Гнедич предпочёл спокойно сидеть, отпивать ни разу не любимый напиток и просто ждать. Он вообще приучил себя находиться в постоянном спокойствии, выходя из оного лишь когда надо, а не когда ему захочется. Почти всегда получалось. Черлеску же… Судя по всему, этот рыцарь Храма действительно пошёл иным путём. Однако любой путь верен, если он ведёт к цели и не противоречит основам, которые обязательны для каждого из них, из братьев, объединённых единым пониманием мира и того, что в нём является лишним. Османская империя была как раз в числе того самого лишнего. А раз так, то ей предстояло перейти из бытия в небытие. Вот и всё, такая простая метаморфоза… к которой они общими усилиями и должны её привести.

— Скоро тебя дервиши за своего примут, брат. Не перестарайся.

— Что-то мы ценим, что-то ненавидим. Меня поддерживают как любовь, так и ненависть. Но она холодная, как льдистое сверкание заточенного клинка. А твоя, она заполнена пламенем, что вырывается из жерла вулкана. И любая вспышка или замораживающий холод полезны. Ты позвал меня, Исмаил, я здесь. Это ведь связанос происходящим в городе?

— В империи. Всей, от границы с Сербией до той, где только-только окончательно затихли стычки с мамлюками, — скривился Черлеску, отставив опустевшую чашу в сторону. — Трон под султаном уже не пошатывается, а готов развалиться на груду обломков. Для одних он слишком нерешителен, другим кажется безрассудным. Каждый хочет своего и мнит себя единственно верным советником. Спасителем империи!

— А есть ещё и сыновья, желающие власти, всей или хотя бы над отдельными кусками. Так?

— Да, так! И поэтому Шехзаде Ахмет окружает себя самыми ретивыми муллами, которые поют в уши стамбульской черни, разносят песни по самым отдалённым пашалыкам. И именно его руки направляли участников Большой резни, которая отнюдь не закончилась, как надеются распростёршиеся перед султанами потомки завоёванных.

— Они не понимали и не поймут, — отмахнулся Гнедич. — Но я внимательно следил за тем, что творилось тут в последний месяц. Греки, армяне и прочие, они зажиточны, а порой и вовсе богаты. У них было что взять… даже их самих. Ещё юные жёны, дочери… мальчики, столь любимые многими и куда больше жён и наложниц. Ты должен знать, насколько увеличились продажи такого товара.

— В разы, — подтвердил Раду. — Все знают, что я торгую особенным товаром и редко делаю исключения. Но всегда стараюсь поддерживать «дружбу» с другими продавцами плоти. Они в восторге. За последние пару лет поток новых рабов сильно оскудел.
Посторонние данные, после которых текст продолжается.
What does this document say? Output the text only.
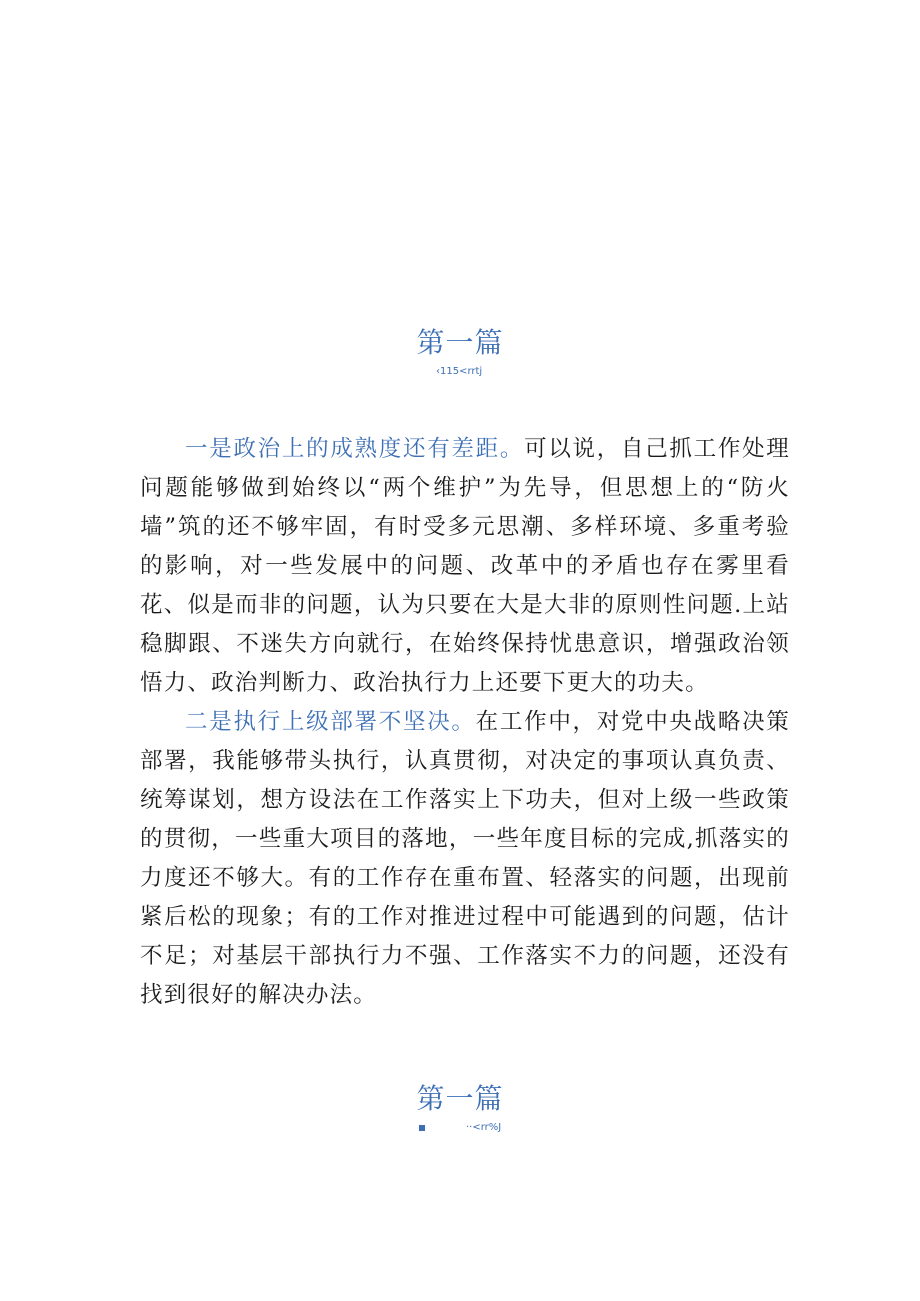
第一篇
‹115<rrtj

一是政治上的成熟度还有差距。可以说，自己抓工作处理问题能够做到始终以“两个维护”为先导，但思想上的“防火墙”筑的还不够牢固，有时受多元思潮、多样环境、多重考验的影响，对一些发展中的问题、改革中的矛盾也存在雾里看花、似是而非的问题，认为只要在大是大非的原则性问题.上站稳脚跟、不迷失方向就行，在始终保持忧患意识，增强政治领悟力、政治判断力、政治执行力上还要下更大的功夫。

二是执行上级部署不坚决。在工作中，对党中央战略决策部署，我能够带头执行，认真贯彻，对决定的事项认真负责、统筹谋划，想方设法在工作落实上下功夫，但对上级一些政策的贯彻，一些重大项目的落地，一些年度目标的完成,抓落实的力度还不够大。有的工作存在重布置、轻落实的问题，出现前紧后松的现象；有的工作对推进过程中可能遇到的问题，估计不足；对基层干部执行力不强、工作落实不力的问题，还没有找到很好的解决办法。

第一篇
··<rr%J
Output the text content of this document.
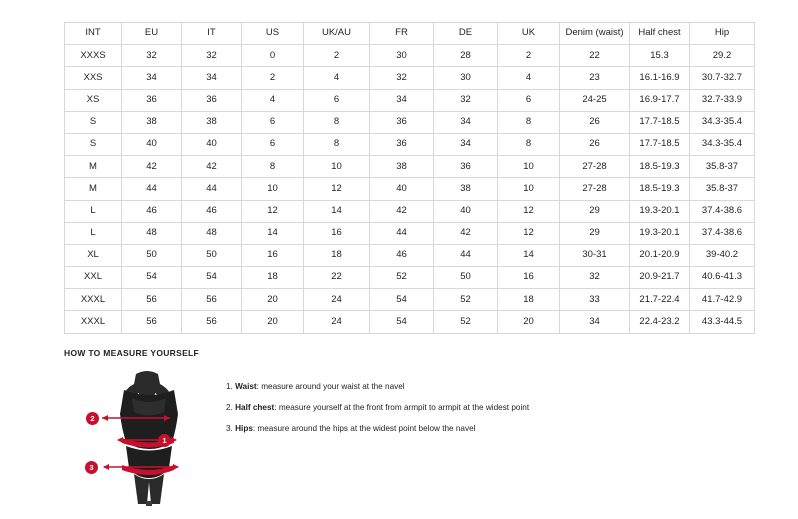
INT	EU	IT	US	UK/AU	FR	DE	UK	Denim (waist)	Half chest	Hip
XXXS	32	32	0	2	30	28	2	22	15.3	29.2
XXS	34	34	2	4	32	30	4	23	16.1-16.9	30.7-32.7
XS	36	36	4	6	34	32	6	24-25	16.9-17.7	32.7-33.9
S	38	38	6	8	36	34	8	26	17.7-18.5	34.3-35.4
S	40	40	6	8	36	34	8	26	17.7-18.5	34.3-35.4
M	42	42	8	10	38	36	10	27-28	18.5-19.3	35.8-37
M	44	44	10	12	40	38	10	27-28	18.5-19.3	35.8-37
L	46	46	12	14	42	40	12	29	19.3-20.1	37.4-38.6
L	48	48	14	16	44	42	12	29	19.3-20.1	37.4-38.6
XL	50	50	16	18	46	44	14	30-31	20.1-20.9	39-40.2
XXL	54	54	18	22	52	50	16	32	20.9-21.7	40.6-41.3
XXXL	56	56	20	24	54	52	18	33	21.7-22.4	41.7-42.9
XXXL	56	56	20	24	54	52	20	34	22.4-23.2	43.3-44.5
HOW TO MEASURE YOURSELF
1
2
3
1. Waist: measure around your waist at the navel
2. Half chest: measure yourself at the front from armpit to armpit at the widest point
3. Hips: measure around the hips at the widest point below the navel
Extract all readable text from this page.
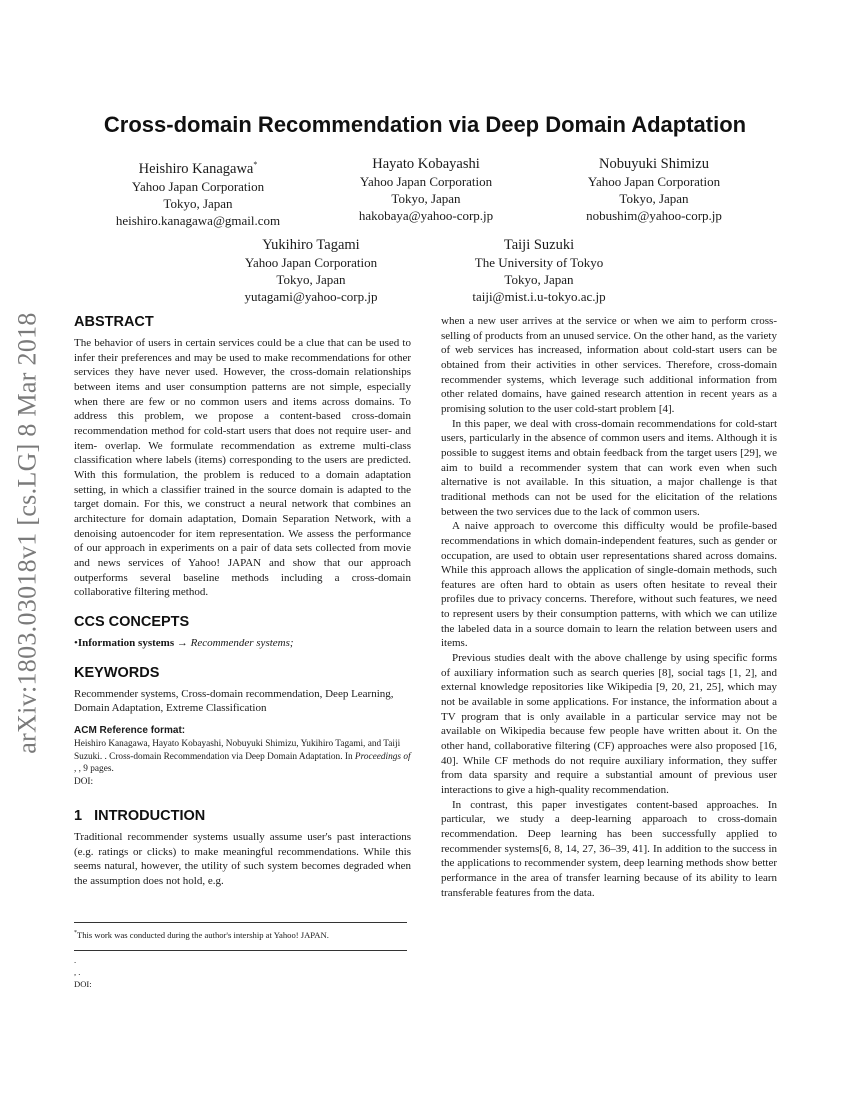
arXiv:1803.03018v1 [cs.LG] 8 Mar 2018
Cross-domain Recommendation via Deep Domain Adaptation
Heishiro Kanagawa*
Yahoo Japan Corporation
Tokyo, Japan
heishiro.kanagawa@gmail.com
Hayato Kobayashi
Yahoo Japan Corporation
Tokyo, Japan
hakobaya@yahoo-corp.jp
Nobuyuki Shimizu
Yahoo Japan Corporation
Tokyo, Japan
nobushim@yahoo-corp.jp
Yukihiro Tagami
Yahoo Japan Corporation
Tokyo, Japan
yutagami@yahoo-corp.jp
Taiji Suzuki
The University of Tokyo
Tokyo, Japan
taiji@mist.i.u-tokyo.ac.jp
ABSTRACT

The behavior of users in certain services could be a clue that can be used to infer their preferences and may be used to make recommendations for other services they have never used. However, the cross-domain relationships between items and user consumption patterns are not simple, especially when there are few or no common users and items across domains. To address this problem, we propose a content-based cross-domain recommendation method for cold-start users that does not require user- and item- overlap. We formulate recommendation as extreme multi-class classification where labels (items) corresponding to the users are predicted. With this formulation, the problem is reduced to a domain adaptation setting, in which a classifier trained in the source domain is adapted to the target domain. For this, we construct a neural network that combines an architecture for domain adaptation, Domain Separation Network, with a denoising autoencoder for item representation. We assess the performance of our approach in experiments on a pair of data sets collected from movie and news services of Yahoo! JAPAN and show that our approach outperforms several baseline methods including a cross-domain collaborative filtering method.

CCS CONCEPTS
•Information systems → Recommender systems;
KEYWORDS

Recommender systems, Cross-domain recommendation, Deep Learning, Domain Adaptation, Extreme Classification

ACM Reference format:

Heishiro Kanagawa, Hayato Kobayashi, Nobuyuki Shimizu, Yukihiro Tagami, and Taiji Suzuki. . Cross-domain Recommendation via Deep Domain Adaptation. In Proceedings of , , 9 pages.

DOI:

1 INTRODUCTION

Traditional recommender systems usually assume user's past interactions (e.g. ratings or clicks) to make meaningful recommendations. While this seems natural, however, the utility of such system becomes degraded when the assumption does not hold, e.g.

*This work was conducted during the author's intership at Yahoo! JAPAN.

.

, .

DOI:

when a new user arrives at the service or when we aim to perform cross-selling of products from an unused service. On the other hand, as the variety of web services has increased, information about cold-start users can be obtained from their activities in other services. Therefore, cross-domain recommender systems, which leverage such additional information from other related domains, have gained research attention in recent years as a promising solution to the user cold-start problem [4].

In this paper, we deal with cross-domain recommendations for cold-start users, particularly in the absence of common users and items. Although it is possible to suggest items and obtain feedback from the target users [29], we aim to build a recommender system that can work even when such alternative is not available. In this situation, a major challenge is that traditional methods can not be used for the elicitation of the relations between the two services due to the lack of common users.

A naive approach to overcome this difficulty would be profile-based recommendations in which domain-independent features, such as gender or occupation, are used to obtain user representations shared across domains. While this approach allows the application of single-domain methods, such features are often hard to obtain as users often hesitate to reveal their profiles due to privacy concerns. Therefore, without such features, we need to represent users by their consumption patterns, with which we can utilize the labeled data in a source domain to learn the relation between users and items.

Previous studies dealt with the above challenge by using specific forms of auxiliary information such as search queries [8], social tags [1, 2], and external knowledge repositories like Wikipedia [9, 20, 21, 25], which may not be available in some applications. For instance, the information about a TV program that is only available in a particular service may not be available on Wikipedia because few people have written about it. On the other hand, collaborative filtering (CF) approaches were also proposed [16, 40]. While CF methods do not require auxiliary information, they suffer from data sparsity and require a substantial amount of previous user interactions to give a high-quality recommendation.

In contrast, this paper investigates content-based approaches. In particular, we study a deep-learning apparoach to cross-domain recommendation. Deep learning has been successfully applied to recommender systems[6, 8, 14, 27, 36–39, 41]. In addition to the success in the applications to recommender system, deep learning methods show better performance in the area of transfer learning because of its ability to learn transferable features from the data.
Разве что из Крымского ханства продолжал идти по-настоящему ценный товар. Средиземное море ведь перекрыто итальянскими и не только кораблями, да.

Хищная улыбка очень контрастировала с вроде как печальными для Исмаила Али Дустума словами, но оно и понятно. Одно дело маска и совсем другое — истинная сущность.

А Большая резня… Она была так названа не просто так. В Стамбуле — не только в нём, но там особенно — с момента окончательного падения Византии хватало смирившихся, покорившихся новой власти. Фанар и Галата — вот те две части прежнего Константинополя, которые были заселены покорившимися, не принимавшими участия в обороне города, а потому не убитыми и не попавшими в рабство вместе со своими семьями. Мехмед — собственно, завоевавший Константинополь и превративший оный город в Стамбул — отлично понимал практически полную неспособность своих подданных одной крови и веры создавать хоть что-то сложное. А ещё не то сам осознал, не то подсказали, что находящиеся не в зависимости, но в полном рабстве не склонны проявлять особо усердие сверх выполнения чего-либо самого простого, от чего под угрозой казни отступить не получится. Вот и использовались бывшие как бы свободные византийцы как архитекторы, переводчики, оружейники, разные ремесленники… Вдобавок туда же были переселены покорные султану армяне, греки, евреи опять же. Из самых разных мест, от Синопа и Мореи до Салоник и островов Эгейского моря.